第2章 新学期と新生活と入部
今日は本当に私は悪くなかったのでアイアンクロー以外はお咎めなしだった。
でもまたポツリポツリとさっきの私の過去について聞かれた。
「やる気あったんだね。意外。しかもベストリベロって聞いてない。」
『聞かれてないから言ってない。』
蛍の言い方を真似すると〝は?何その言い方?”という顔をする。
やばい!と焦って正直に白状する。
『だって蛍は、やる気あるとか馬鹿じゃないの?って言いそうだし。絶対共感してくれないと思ったからさぁー。』
「確かに全く以て理解出来ないデショ。たかが部活に、さ。」
『むぅ。いいもん。いつか蛍にも理解出来る時が来るよ。そしたらもっとバレーが愛おしくなるよ!覚悟しといてね!』
「なにそれ、のくせにムカつく。丁度家に着いたし今日は上がっていくから。」
家に上がると言い張る蛍を今日も言いくるめて帰らせてホッと一息。
でもそんな他愛のない会話が楽しくて日々が輝くようだった。
次の日からサッカー部の彼はヒゲの人の脅しのお陰で私にちょっかいを掛けなくなった。
蛍のどす黒いオーラの効果かもしれないけど。
そうしてそれからは平穏な日が続き、蛍とは一緒に登下校するのが当たり前になっていた。
そんなある日。ついに蛍が部活に初招集の日となった。
イコール私のバレーのマネージャー初仕事の日でもある。
私の弱点の対処法として蛍が取り出したのは何の変哲もないメガネだった。
『メガネ??私、目が悪いわけじゃないけど?』
「これ、度が入ってないやつ。パソコンのブルーライトも遮るんだってさ。色々調べて見たらこれが効くらしいよ。
体育館に入る時は必ずこれかけていきなよ。」
(ほんとは気持ちの問題だから、おまじないだけで効くらしい。結構単純だし、これで結構顔隠せるからいらない虫予防になって一石二鳥だ。それに更に僕とお揃い。ペアルック。我ながら美味しい話過ぎる!)
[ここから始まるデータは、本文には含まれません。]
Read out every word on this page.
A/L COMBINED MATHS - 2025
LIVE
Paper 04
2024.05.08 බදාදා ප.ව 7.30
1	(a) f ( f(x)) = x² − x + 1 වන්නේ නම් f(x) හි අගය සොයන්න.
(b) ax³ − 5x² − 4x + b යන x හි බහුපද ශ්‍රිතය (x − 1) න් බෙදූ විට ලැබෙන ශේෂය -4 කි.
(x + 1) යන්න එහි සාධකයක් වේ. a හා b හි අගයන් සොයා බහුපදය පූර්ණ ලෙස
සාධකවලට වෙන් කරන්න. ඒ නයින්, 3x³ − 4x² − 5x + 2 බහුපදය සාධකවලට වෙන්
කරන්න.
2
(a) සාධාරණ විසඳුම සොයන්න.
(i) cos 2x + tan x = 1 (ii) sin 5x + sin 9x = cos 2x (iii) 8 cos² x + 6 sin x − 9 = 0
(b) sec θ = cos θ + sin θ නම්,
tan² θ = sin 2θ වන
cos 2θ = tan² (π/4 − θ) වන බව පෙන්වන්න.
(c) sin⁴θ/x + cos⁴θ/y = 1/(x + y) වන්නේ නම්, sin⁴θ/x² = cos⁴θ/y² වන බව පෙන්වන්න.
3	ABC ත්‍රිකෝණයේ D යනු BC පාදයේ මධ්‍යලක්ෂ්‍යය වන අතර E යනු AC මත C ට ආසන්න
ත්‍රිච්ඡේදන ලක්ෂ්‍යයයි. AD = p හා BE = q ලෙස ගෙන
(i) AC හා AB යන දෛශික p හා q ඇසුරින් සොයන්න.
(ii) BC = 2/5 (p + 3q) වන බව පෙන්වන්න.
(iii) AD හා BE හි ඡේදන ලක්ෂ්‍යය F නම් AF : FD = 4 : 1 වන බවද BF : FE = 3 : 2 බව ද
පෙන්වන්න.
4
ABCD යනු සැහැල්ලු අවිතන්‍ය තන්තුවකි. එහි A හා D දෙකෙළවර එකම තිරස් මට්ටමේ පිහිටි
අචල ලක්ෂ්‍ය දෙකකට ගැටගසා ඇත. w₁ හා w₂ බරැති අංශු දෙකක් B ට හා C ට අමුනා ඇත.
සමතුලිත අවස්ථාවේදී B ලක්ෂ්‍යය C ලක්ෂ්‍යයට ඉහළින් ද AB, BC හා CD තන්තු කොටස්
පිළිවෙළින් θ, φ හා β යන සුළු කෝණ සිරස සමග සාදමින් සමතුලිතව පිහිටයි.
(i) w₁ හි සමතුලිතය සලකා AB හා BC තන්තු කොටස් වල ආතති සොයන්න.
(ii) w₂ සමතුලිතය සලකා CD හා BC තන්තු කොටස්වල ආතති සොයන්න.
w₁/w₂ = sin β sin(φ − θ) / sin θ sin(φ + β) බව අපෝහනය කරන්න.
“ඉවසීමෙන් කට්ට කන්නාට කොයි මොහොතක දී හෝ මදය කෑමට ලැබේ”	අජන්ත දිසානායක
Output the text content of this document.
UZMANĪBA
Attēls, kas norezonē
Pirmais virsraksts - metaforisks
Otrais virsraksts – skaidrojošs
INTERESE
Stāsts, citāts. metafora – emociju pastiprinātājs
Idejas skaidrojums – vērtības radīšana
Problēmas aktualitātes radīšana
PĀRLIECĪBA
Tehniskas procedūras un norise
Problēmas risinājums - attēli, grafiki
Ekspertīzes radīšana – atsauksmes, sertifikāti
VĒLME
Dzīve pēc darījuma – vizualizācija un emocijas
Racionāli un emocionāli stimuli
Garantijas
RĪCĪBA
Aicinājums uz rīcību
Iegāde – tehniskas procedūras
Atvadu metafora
そんな蛍の親切心と老婆心と私情を知らずに私は暢気にそのメガネをかけてルンルンとスキップを踏むのだった。
そしていつの間にか放課後になり、蛍と山口君と私の三人は体育館の前まで来た。
これから新しい世界の幕が上がるのだ。
嫌でも緊張する。
そんなドキドキを抱えながら私達3人は新世界に飛び込んだ。